Compostas com restos de botas, malas, palavras, arames, fios coloridos, cruzetas, fita-cola, fronhas, calças, relógios pintados, fósforos, guarda-chuvas, caixas de fruta, botões ou embalagens perdidas, as construções de Emídio Agra não se parecem com nada que conheçamos. Encadeiam-se produzindo variações, transformações, permutas. Dobram-se e desdobram-se, despertando múltiplas memórias. O mesmo objecto pode assumir-se como uma peça suprematista, desdobrar-se num lençol de cama onde se podem observar as estrelas ou as horas partidas, ou transformar-se no vestido de uma fantasma; e a bisnaga do creme de barbear pode transformam-se numa guilhotina.

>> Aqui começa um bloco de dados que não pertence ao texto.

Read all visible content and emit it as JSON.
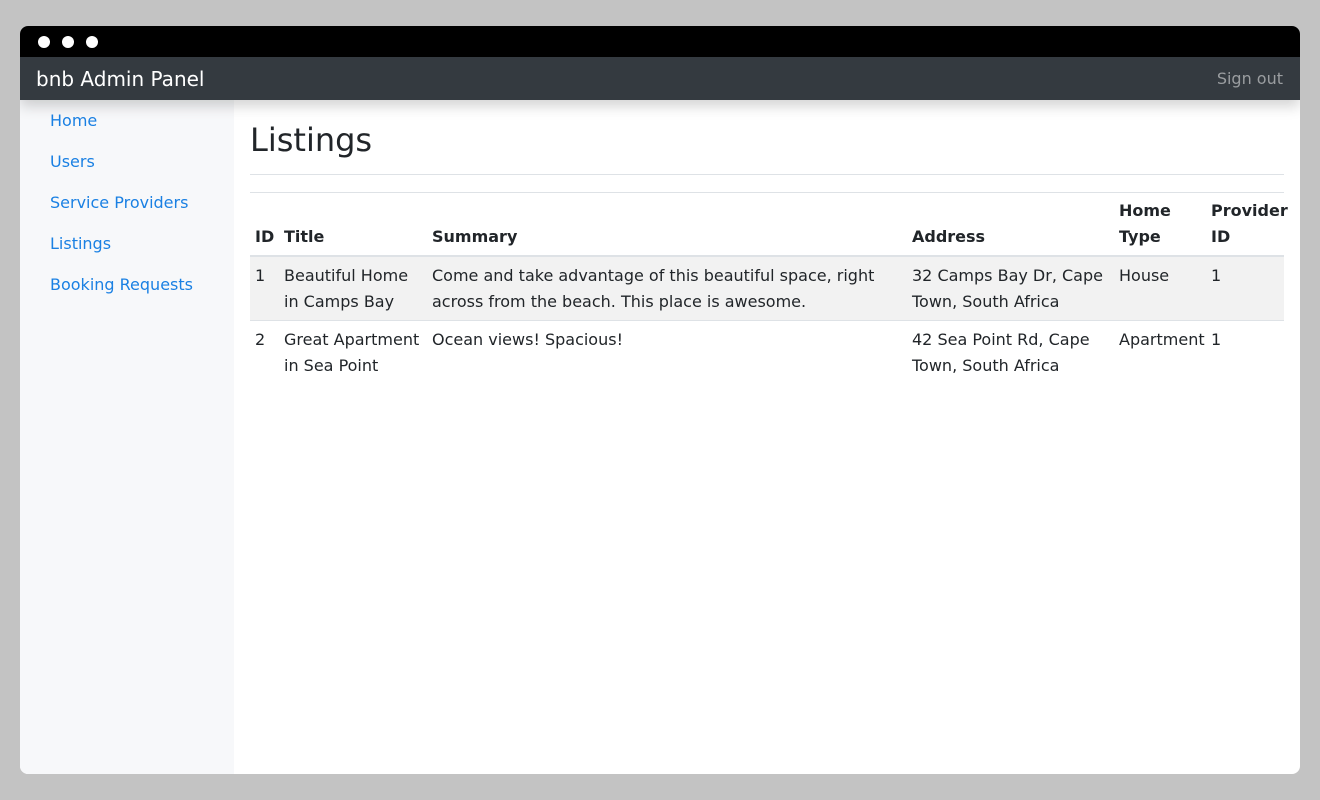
{
  "navbar": {
    "brand": "bnb Admin Panel",
    "sign_out": "Sign out"
  },
  "sidebar": {
    "items": [
      {
        "label": "Home"
      },
      {
        "label": "Users"
      },
      {
        "label": "Service Providers"
      },
      {
        "label": "Listings"
      },
      {
        "label": "Booking Requests"
      }
    ]
  },
  "main": {
    "title": "Listings",
    "table": {
      "headers": {
        "id": "ID",
        "title": "Title",
        "summary": "Summary",
        "address": "Address",
        "home_type": "Home Type",
        "provider_id": "Provider ID"
      },
      "rows": [
        {
          "id": "1",
          "title": "Beautiful Home in Camps Bay",
          "summary": "Come and take advantage of this beautiful space, right across from the beach. This place is awesome.",
          "address": "32 Camps Bay Dr, Cape Town, South Africa",
          "home_type": "House",
          "provider_id": "1"
        },
        {
          "id": "2",
          "title": "Great Apartment in Sea Point",
          "summary": "Ocean views! Spacious!",
          "address": "42 Sea Point Rd, Cape Town, South Africa",
          "home_type": "Apartment",
          "provider_id": "1"
        }
      ]
    }
  }
}
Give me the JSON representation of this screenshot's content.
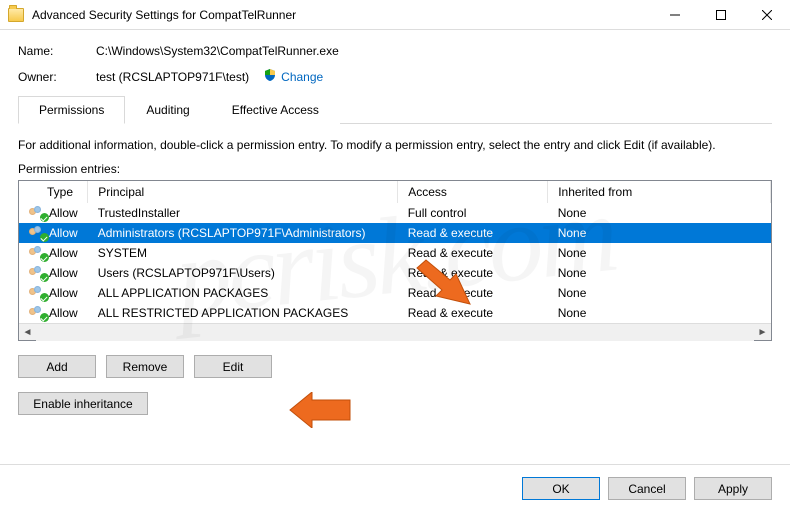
{
  "window": {
    "title": "Advanced Security Settings for CompatTelRunner"
  },
  "fields": {
    "name_label": "Name:",
    "name_value": "C:\\Windows\\System32\\CompatTelRunner.exe",
    "owner_label": "Owner:",
    "owner_value": "test (RCSLAPTOP971F\\test)",
    "change_link": "Change"
  },
  "tabs": {
    "permissions": "Permissions",
    "auditing": "Auditing",
    "effective": "Effective Access"
  },
  "info_text": "For additional information, double-click a permission entry. To modify a permission entry, select the entry and click Edit (if available).",
  "section_label": "Permission entries:",
  "columns": {
    "type": "Type",
    "principal": "Principal",
    "access": "Access",
    "inherited": "Inherited from"
  },
  "rows": [
    {
      "type": "Allow",
      "principal": "TrustedInstaller",
      "access": "Full control",
      "inherited": "None"
    },
    {
      "type": "Allow",
      "principal": "Administrators (RCSLAPTOP971F\\Administrators)",
      "access": "Read & execute",
      "inherited": "None"
    },
    {
      "type": "Allow",
      "principal": "SYSTEM",
      "access": "Read & execute",
      "inherited": "None"
    },
    {
      "type": "Allow",
      "principal": "Users (RCSLAPTOP971F\\Users)",
      "access": "Read & execute",
      "inherited": "None"
    },
    {
      "type": "Allow",
      "principal": "ALL APPLICATION PACKAGES",
      "access": "Read & execute",
      "inherited": "None"
    },
    {
      "type": "Allow",
      "principal": "ALL RESTRICTED APPLICATION PACKAGES",
      "access": "Read & execute",
      "inherited": "None"
    }
  ],
  "selected_row": 1,
  "buttons": {
    "add": "Add",
    "remove": "Remove",
    "edit": "Edit",
    "enable": "Enable inheritance",
    "ok": "OK",
    "cancel": "Cancel",
    "apply": "Apply"
  }
}
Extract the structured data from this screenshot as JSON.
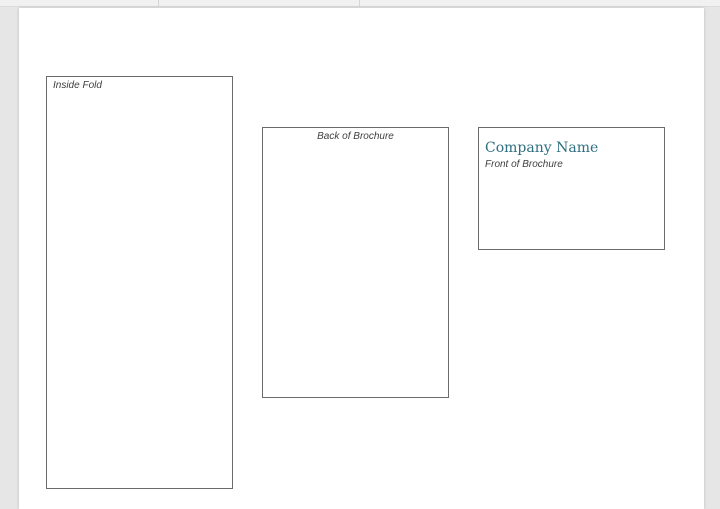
{
  "document": {
    "inside_fold_label": "Inside Fold",
    "back_label": "Back of Brochure",
    "front": {
      "company_name": "Company Name",
      "label": "Front of Brochure"
    }
  },
  "colors": {
    "company_name": "#2e6f80",
    "frame_border": "#6b6b6b",
    "workspace_bg": "#e6e6e6"
  }
}
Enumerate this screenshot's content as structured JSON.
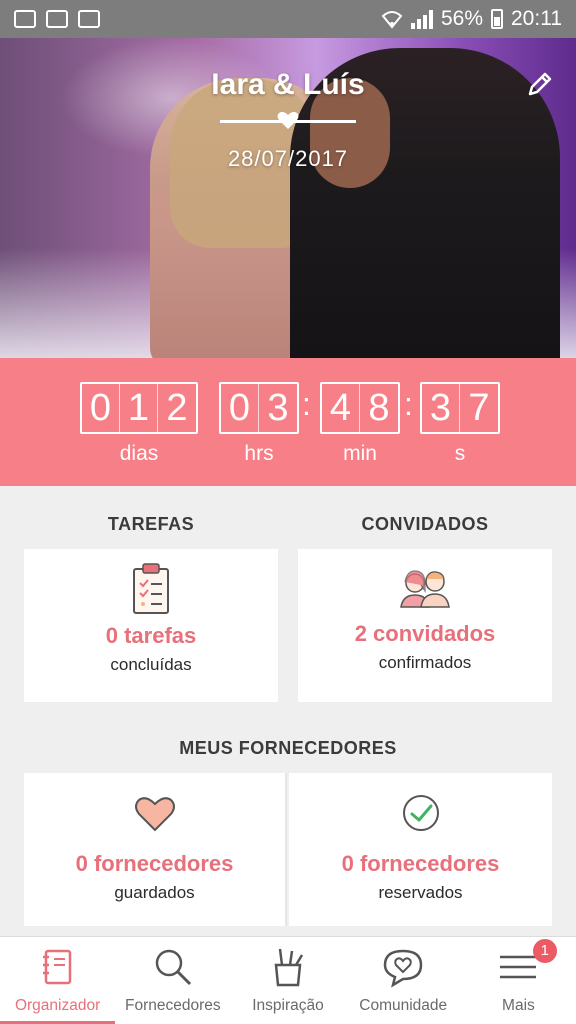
{
  "status_bar": {
    "battery": "56%",
    "time": "20:11"
  },
  "hero": {
    "names": "Iara & Luís",
    "date": "28/07/2017",
    "icons": [
      "heart-icon",
      "edit-icon"
    ]
  },
  "countdown": {
    "days": [
      "0",
      "1",
      "2"
    ],
    "hours": [
      "0",
      "3"
    ],
    "minutes": [
      "4",
      "8"
    ],
    "seconds": [
      "3",
      "7"
    ],
    "labels": {
      "days": "dias",
      "hours": "hrs",
      "minutes": "min",
      "seconds": "s"
    },
    "background_color": "#f77f87"
  },
  "tasks": {
    "title": "TAREFAS",
    "count_text": "0 tarefas",
    "status_text": "concluídas"
  },
  "guests": {
    "title": "CONVIDADOS",
    "count_text": "2 convidados",
    "status_text": "confirmados"
  },
  "vendors": {
    "title": "MEUS FORNECEDORES",
    "saved_count": "0 fornecedores",
    "saved_label": "guardados",
    "booked_count": "0 fornecedores",
    "booked_label": "reservados"
  },
  "bottom_nav": {
    "items": [
      {
        "label": "Organizador",
        "icon": "notebook-icon",
        "active": true
      },
      {
        "label": "Fornecedores",
        "icon": "search-icon",
        "active": false
      },
      {
        "label": "Inspiração",
        "icon": "pencil-cup-icon",
        "active": false
      },
      {
        "label": "Comunidade",
        "icon": "chat-heart-icon",
        "active": false
      },
      {
        "label": "Mais",
        "icon": "menu-icon",
        "active": false,
        "badge": "1"
      }
    ]
  },
  "accent_color": "#e8707a"
}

São composições de objectos, de fragmentos arrancados do quotidiano, espectros de coisas reconhecíveis, ultrapassadas pelas próprias histórias e usos, que deambulam no imaginário.
Raramente vistos, estes objectos-poemas são accionados em performances e mostrados em diálogo com uma série de filmes realizados por Ana Pissarra e José Nascimento, numa exposição acompanhada pela escrita de Mario Campaña, design de Maria João Macedo e curadoria de Paula Parente Pinto. Articulando múltiplas diferenças e afinidades, pretende-se formar uma “comunidade plural”, propõe-se um espaço onde possamos ver, sentir, distinguir e pensar quem somos e o que nos acontece no presente (Fina Birulés, Hannah Arendt: el món en joc). Trata-se, assim, de construir um mundo comum, onde o cinema e as artes plásticas possam ser vistos autonomamente, mas também numa teia de relações, num espaço onde nos podemos comprometer através das histórias que contamos, onde voltam as memórias que pensávamos terem sido apagadas.
São objectos de vários tamanhos, atados com fios quebradiços, finas linhas azuis ou amarelas; que se sopram, espreitam, tocam ou, simplesmente, se olham; que emitem ruídos, estrépitos de maquinaria, mas também assobios, gorjeios, chilros, grasnos; que se colocam no nariz ou nas orelhas, ligam e desligam, desenrolam, enrolam e guardam-se em malas, caixas e gavetas sem fundo. Deslocação contínua entre uma “história individual” e uma “história comum”, estes objectos descartados, frágeis, saem de um amontoado de caixas e malas de viagem trazendo as marcas da experiência histórica, vestígios de oportunidades imaginadas, de oportunidades perdidas. Parecem dizer: ainda podemos escapar à catástrofe.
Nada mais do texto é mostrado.